N° TA93-2406489(TA93-2406489)
Le Tribunal Administratif de Montreuil annule l'arrêté du 24 janvier 2024 par lequel le préfet de la Seine-Saint-Denis a refusé un titre de séjour à Mme B, ressortissante tunisienne, et l'a obligée à quitter le territoire. Le tribunal juge que le préfet s'est fondé à tort sur l'article L. 411-1-1 du code de l'entrée et du séjour des étrangers et du droit d'asile, alors que la demande de carte de résident en qualité d'ascendante à charge relevait de l'article 10 de l'accord franco-tunisien du 17 mars 1988. Cette erreur de droit, qui méconnaît le champ d'application de la loi, entraîne l'annulation de l'arrêté.

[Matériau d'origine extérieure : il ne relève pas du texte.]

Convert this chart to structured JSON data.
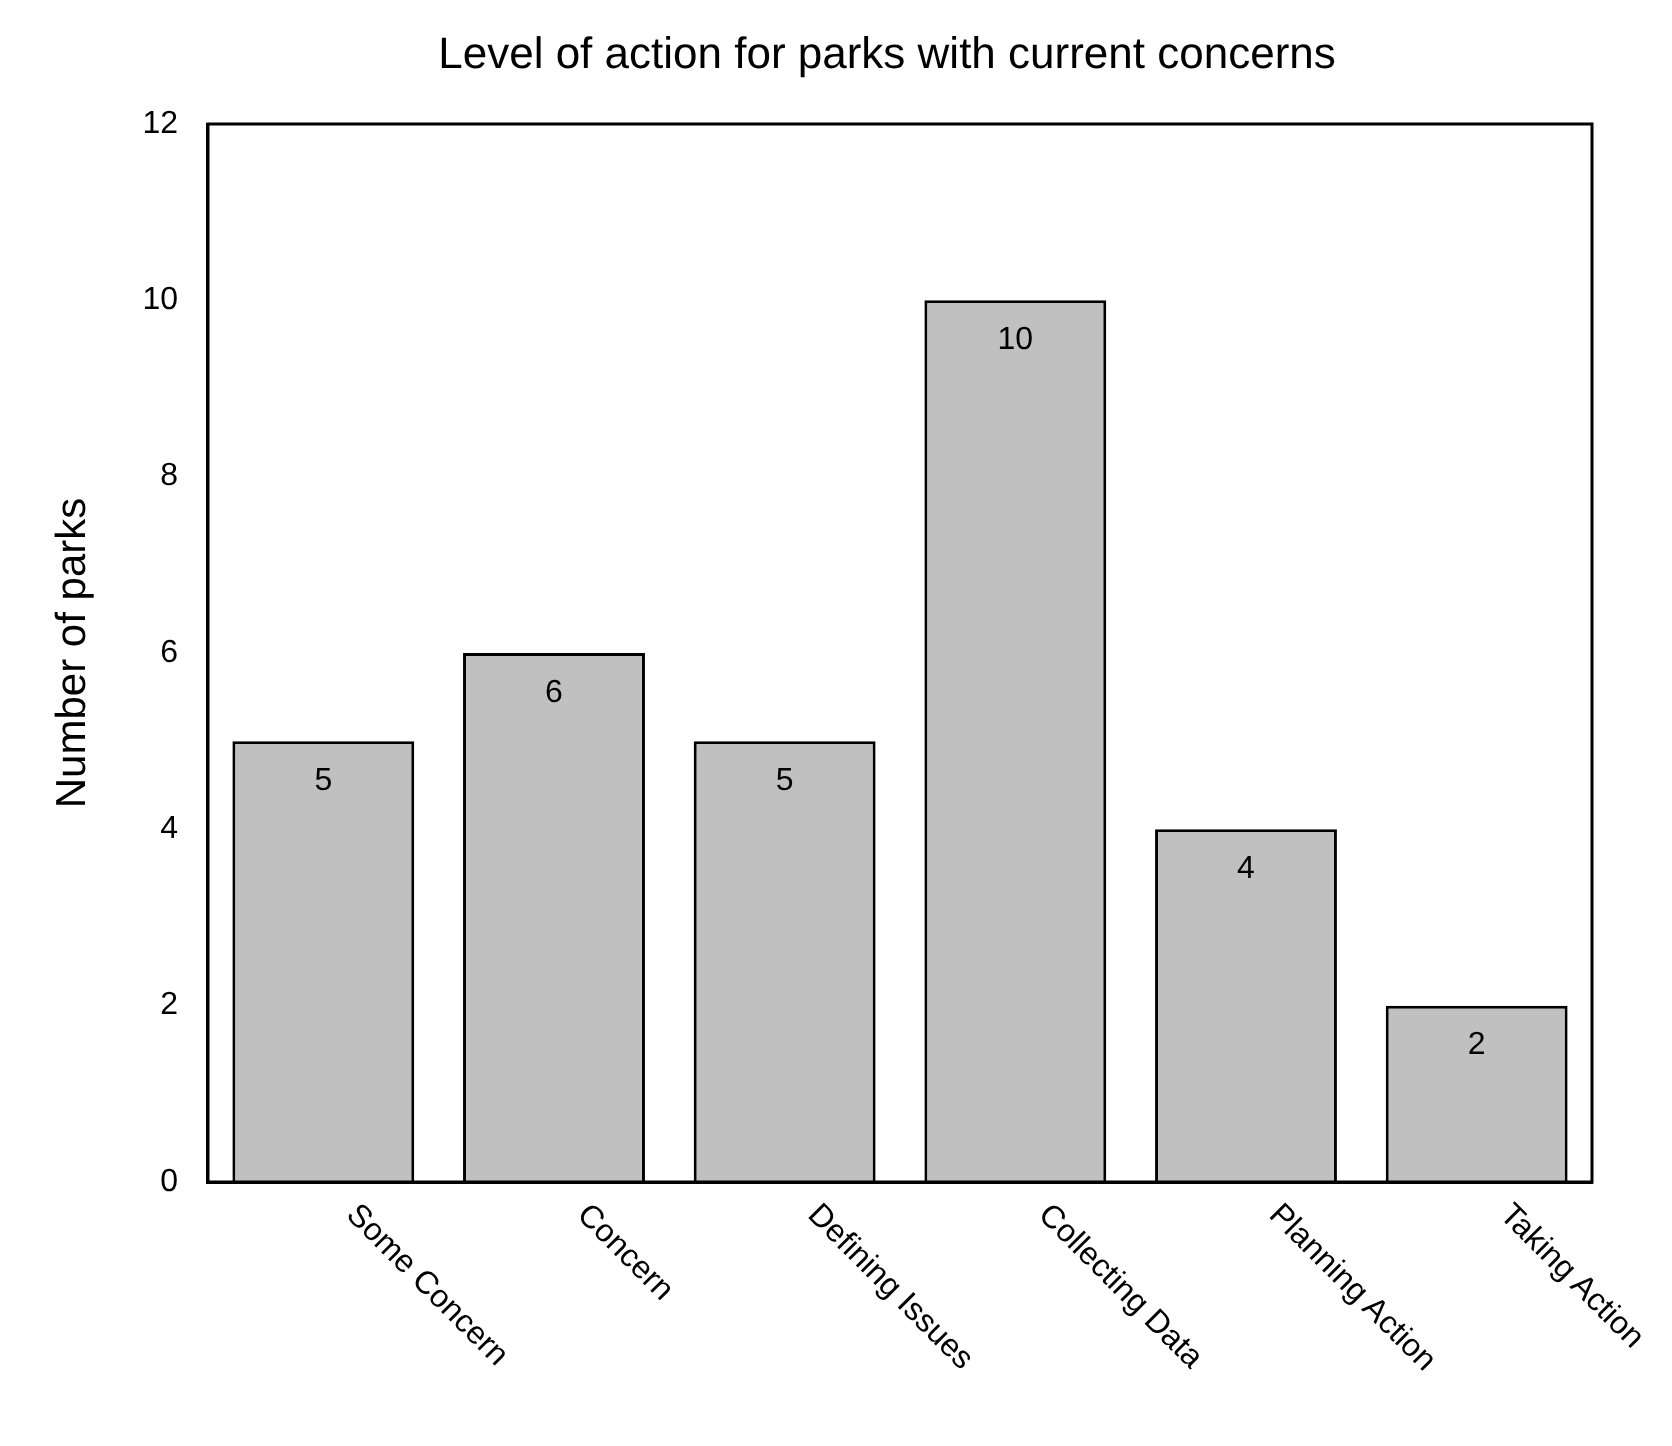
{
  "chart_data": {
    "type": "bar",
    "title": "Level of action for parks with current concerns",
    "ylabel": "Number of parks",
    "categories": [
      "Some Concern",
      "Concern",
      "Defining Issues",
      "Collecting Data",
      "Planning Action",
      "Taking Action"
    ],
    "values": [
      5,
      6,
      5,
      10,
      4,
      2
    ],
    "color": "#c0c0c0",
    "ylim": [
      0,
      12
    ],
    "yticks": [
      0,
      2,
      4,
      6,
      8,
      10,
      12
    ],
    "grid": false,
    "legend": false,
    "data_labels": true
  }
}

N° TA93-2407745(TA93-2407745)
Le Tribunal Administratif de Montreuil a rejeté la requête de M. A B, ressortissant tunisien, contestant les décisions du préfet de la Seine-et-Marne du 5 juin 2024 lui faisant obligation de quitter le territoire français sans délai de départ volontaire, fixant la Tunisie comme pays de renvoi et prononçant une interdiction de retour de trois ans. Le tribunal a écarté les moyens d’incompétence, de méconnaissance du droit d’être entendu et du contradictoire, ainsi que le défaut de motivation, en se fondant sur les articles L. 611-1, L. 612-1 à L. 612-3, L. 612-6, L. 612-10 et L. 612-12 du code de l’entrée et du séjour des étrangers et du droit d’asile, et l’article 8 de la convention européenne des droits de l’homme. La solution retenue est le rejet de l’ensemble des demandes d’annulation et d’injonction.